Q&A with Philip Bruce

published in The Oklahoman | May 12, 2016

On May 11, 2016, President Obama signed into law the Defend Trade Secrets Act, which expands the Economic Espionage Act of 1996 by giving private employers the right to file lawsuits for trade secrets theft or misappropriation under federal law. Previously, companies could only bring civil cases under state law.

Labor and employment attorney Phil Bruce was interviewed by The Oklahoman about the new law and what it means for employers who are concerned about protecting their trade secrets.

The most significant and controversial portion the law, he explained, is an ex parte civil seizure provision that allows the court, in exceptional circumstances, to order law enforcement to seize the property of an employee without first giving him a hearing if it is likely that the employee will disseminate or destroy the property, and if the employer can prove they are likely to succeed in a lawsuit. Another significant provision “provides whistleblower employees with immunity from DTSA lawsuits when they turn over trade secrets to federal, state or local government officials to expose alleged illegal actions by the employer.”

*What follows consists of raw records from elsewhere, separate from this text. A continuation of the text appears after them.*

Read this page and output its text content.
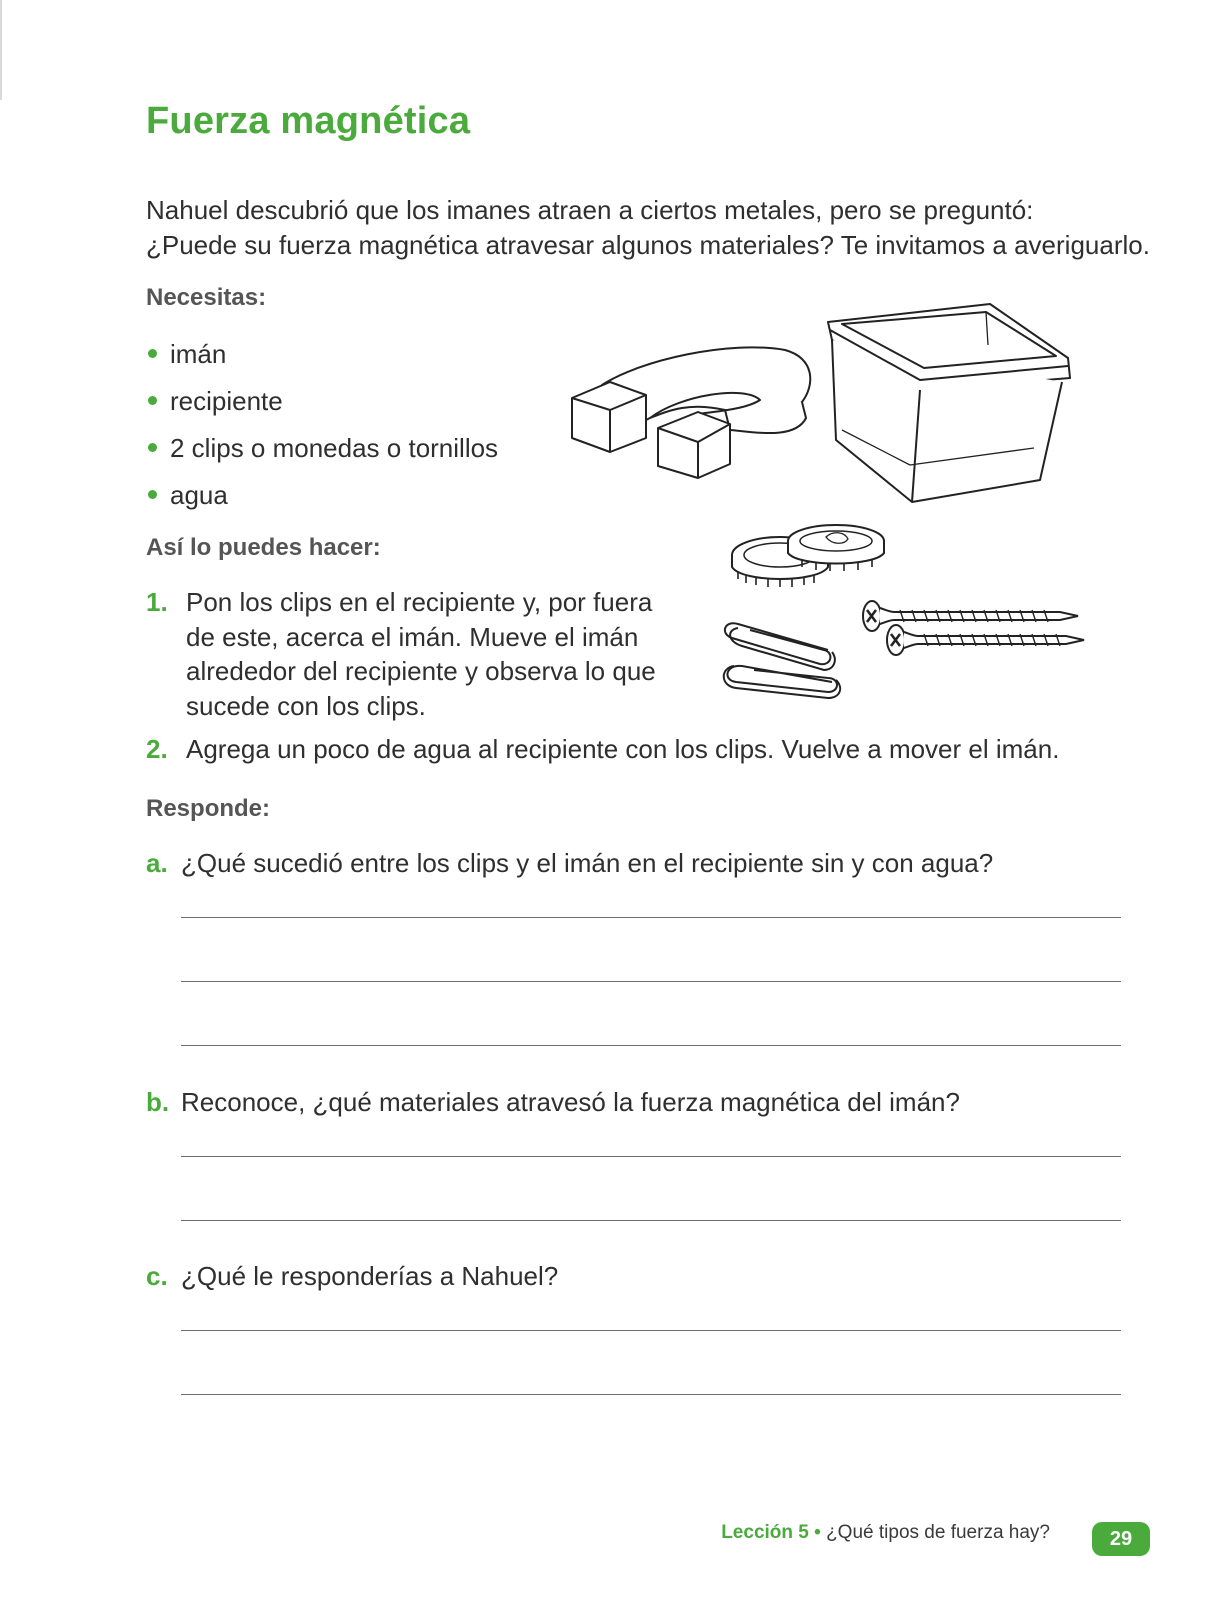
Fuerza magnética
Nahuel descubrió que los imanes atraen a ciertos metales, pero se preguntó:
¿Puede su fuerza magnética atravesar algunos materiales? Te invitamos a averiguarlo.
Necesitas:
imán
recipiente
2 clips o monedas o tornillos
agua
Así lo puedes hacer:
1. Pon los clips en el recipiente y, por fuera
de este, acerca el imán. Mueve el imán
alrededor del recipiente y observa lo que
sucede con los clips.
2. Agrega un poco de agua al recipiente con los clips. Vuelve a mover el imán.
Responde:
a. ¿Qué sucedió entre los clips y el imán en el recipiente sin y con agua?
b. Reconoce, ¿qué materiales atravesó la fuerza magnética del imán?
c. ¿Qué le responderías a Nahuel?
Lección 5 • ¿Qué tipos de fuerza hay?	29
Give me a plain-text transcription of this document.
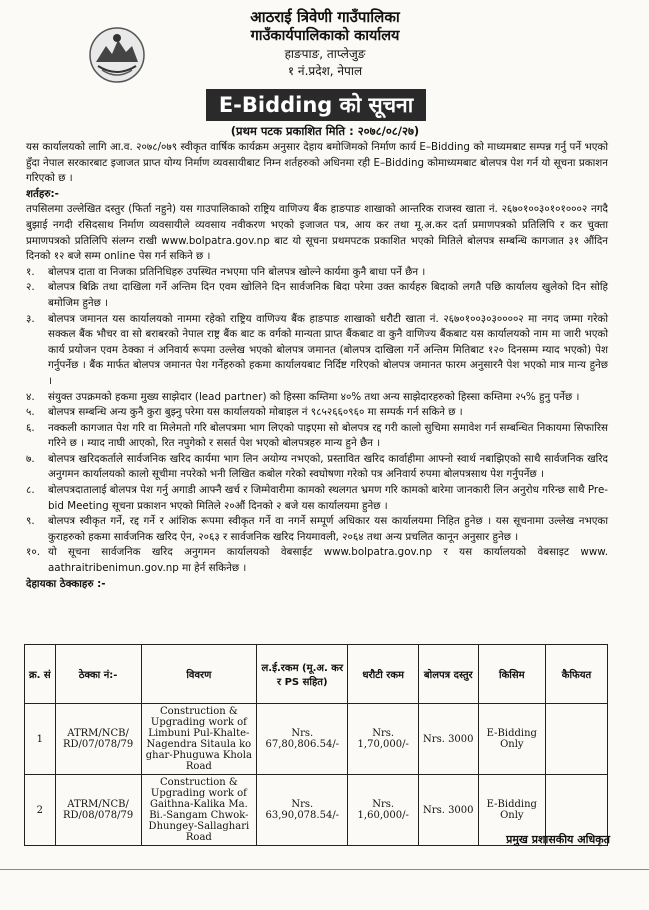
आठराई त्रिवेणी गाउँपालिका
गाउँकार्यपालिकाको कार्यालय
हाङपाङ, ताप्लेजुङ
१ नं.प्रदेश, नेपाल
E-Bidding को सूचना
(प्रथम पटक प्रकाशित मिति : २०७८/०८/२७)

यस कार्यालयको लागि आ.व. २०७८/०७९ स्वीकृत वार्षिक कार्यक्रम अनुसार देहाय बमोजिमको निर्माण कार्य E–Bidding को माध्यमबाट सम्पन्न गर्नु पर्ने भएको हुँदा नेपाल सरकारबाट इजाजत प्राप्त योग्य निर्माण व्यवसायीबाट निम्न शर्तहरुको अधिनमा रही E–Bidding कोमाध्यमबाट बोलपत्र पेश गर्न यो सूचना प्रकाशन गरिएको छ ।

शर्तहरु:-

तपसिलमा उल्लेखित दस्तुर (फिर्ता नहुने) यस गाउपालिकाको राष्ट्रिय वाणिज्य बैंक हाङपाङ शाखाको आन्तरिक राजस्व खाता नं. २६७०१००३०१०१०००२ नगदै बुझाई नगदी रसिदसाथ निर्माण व्यवसायीले व्यवसाय नवीकरण भएको इजाजत पत्र, आय कर तथा मू.अ.कर दर्ता प्रमाणपत्रको प्रतिलिपि र कर चुक्ता प्रमाणपत्रको प्रतिलिपि संलग्न राखी www.bolpatra.gov.np बाट यो सूचना प्रथमपटक प्रकाशित भएको मितिले बोलपत्र सम्बन्धि कागजात ३१ औंदिन दिनको १२ बजे सम्म online पेस गर्न सकिने छ ।

१. बोलपत्र दाता वा निजका प्रतिनिधिहरु उपस्थित नभएमा पनि बोलपत्र खोल्ने कार्यमा कुनै बाधा पर्ने छैन ।
२. बोलपत्र बिक्रि तथा दाखिला गर्ने अन्तिम दिन एवम खोलिने दिन सार्वजनिक बिदा परेमा उक्त कार्यहरु बिदाको लगतै पछि कार्यालय खुलेको दिन सोहि बमोजिम हुनेछ ।
३. बोलपत्र जमानत यस कार्यालयको नाममा रहेको राष्ट्रिय वाणिज्य बैंक हाङपाङ शाखाको धरौटी खाता नं. २६७०१००३०३००००२ मा नगद जम्मा गरेको सक्कल बैंक भौचर वा सो बराबरको नेपाल राष्ट्र बैंक बाट क वर्गको मान्यता प्राप्त बैंकबाट वा कुनै वाणिज्य बैंकबाट यस कार्यालयको नाम मा जारी भएको कार्य प्रयोजन एवम ठेक्का नं अनिवार्य रूपमा उल्लेख भएको बोलपत्र जमानत (बोलपत्र दाखिला गर्ने अन्तिम मितिबाट १२० दिनसम्म म्याद भएको) पेश गर्नुपर्नेछ । बैंक मार्फत बोलपत्र जमानत पेश गर्नेहरुको हकमा कार्यालयबाट निर्दिष्ट गरिएको बोलपत्र जमानत फारम अनुसारनै पेश भएको मात्र मान्य हुनेछ ।
४. संयुक्त उपक्रमको हकमा मुख्य साझेदार (lead partner) को हिस्सा कम्तिमा ४०% तथा अन्य साझेदारहरुको हिस्सा कम्तिमा २५% हुनु पर्नेछ ।
५. बोलपत्र सम्बन्धि अन्य कुनै कुरा बुझ्नु परेमा यस कार्यालयको मोबाइल नं ९८५२६६०९६० मा सम्पर्क गर्न सकिने छ ।
६. नक्कली कागजात पेश गरि वा मिलेमतो गरि बोलपत्रमा भाग लिएको पाइएमा सो बोलपत्र रद्द गरी कालो सुचिमा समावेश गर्न सम्बन्धित निकायमा सिफारिस गरिने छ । म्याद नाघी आएको, रित नपुगेको र ससर्त पेश भएको बोलपत्रहरु मान्य हुने छैन ।
७. बोलपत्र खरिदकर्ताले सार्वजनिक खरिद कार्यमा भाग लिन अयोग्य नभएको, प्रस्तावित खरिद कार्वाहीमा आफ्नो स्वार्थ नबाझिएको साथै सार्वजनिक खरिद अनुगमन कार्यालयको कालो सूचीमा नपरेको भनी लिखित कबोल गरेको स्वघोषणा गरेको पत्र अनिवार्य रुपमा बोलपत्रसाथ पेश गर्नुपर्नेछ ।
८. बोलपत्रदातालाई बोलपत्र पेश गर्नु अगाडी आफ्नै खर्च र जिम्मेवारीमा कामको स्थलगत भ्रमण गरि कामको बारेमा जानकारी लिन अनुरोध गरिन्छ साथै Pre-bid Meeting सूचना प्रकाशन भएको मितिले २०औं दिनको २ बजे यस कार्यालयमा हुनेछ ।
९. बोलपत्र स्वीकृत गर्ने, रद्द गर्ने र आंशिक रूपमा स्वीकृत गर्ने वा नगर्ने सम्पूर्ण अधिकार यस कार्यालयमा निहित हुनेछ । यस सूचनामा उल्लेख नभएका कुराहरुको हकमा सार्वजनिक खरिद ऐन, २०६३ र सार्वजनिक खरिद नियमावली, २०६४ तथा अन्य प्रचलित कानून अनुसार हुनेछ ।
१०. यो सूचना सार्वजनिक खरिद अनुगमन कार्यालयको वेबसाईट www.bolpatra.gov.np र यस कार्यालयको वेबसाइट www. aathraitribenimun.gov.np मा हेर्न सकिनेछ ।

देहायका ठेक्काहरु :-

क्र. सं	ठेक्का नं:-	विवरण	ल.ई.रकम (मू.अ. कर र PS सहित)	धरौटी रकम	बोलपत्र दस्तुर	किसिम	कैफियत
1	ATRM/NCB/ RD/07/078/79	Construction & Upgrading work of Limbuni Pul-Khalte-Nagendra Sitaula ko ghar-Phuguwa Khola Road	Nrs. 67,80,806.54/-	Nrs. 1,70,000/-	Nrs. 3000	E-Bidding Only	
2	ATRM/NCB/ RD/08/078/79	Construction & Upgrading work of Gaithna-Kalika Ma. Bi.-Sangam Chwok-Dhungey-Sallaghari Road	Nrs. 63,90,078.54/-	Nrs. 1,60,000/-	Nrs. 3000	E-Bidding Only	
प्रमुख प्रशासकीय अधिकृत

Because the law goes into effect immediately, Bruce says now is a great time for employers to review whether they have adequate protections in place to protect their trade secrets and confidential information, and also to update or implement confidentiality agreements.

“This is particularly true as more employees now work with more electronic information and can access – and, therefore, take – information through cloud-based programs such as iCloud and Dropbox,” he said.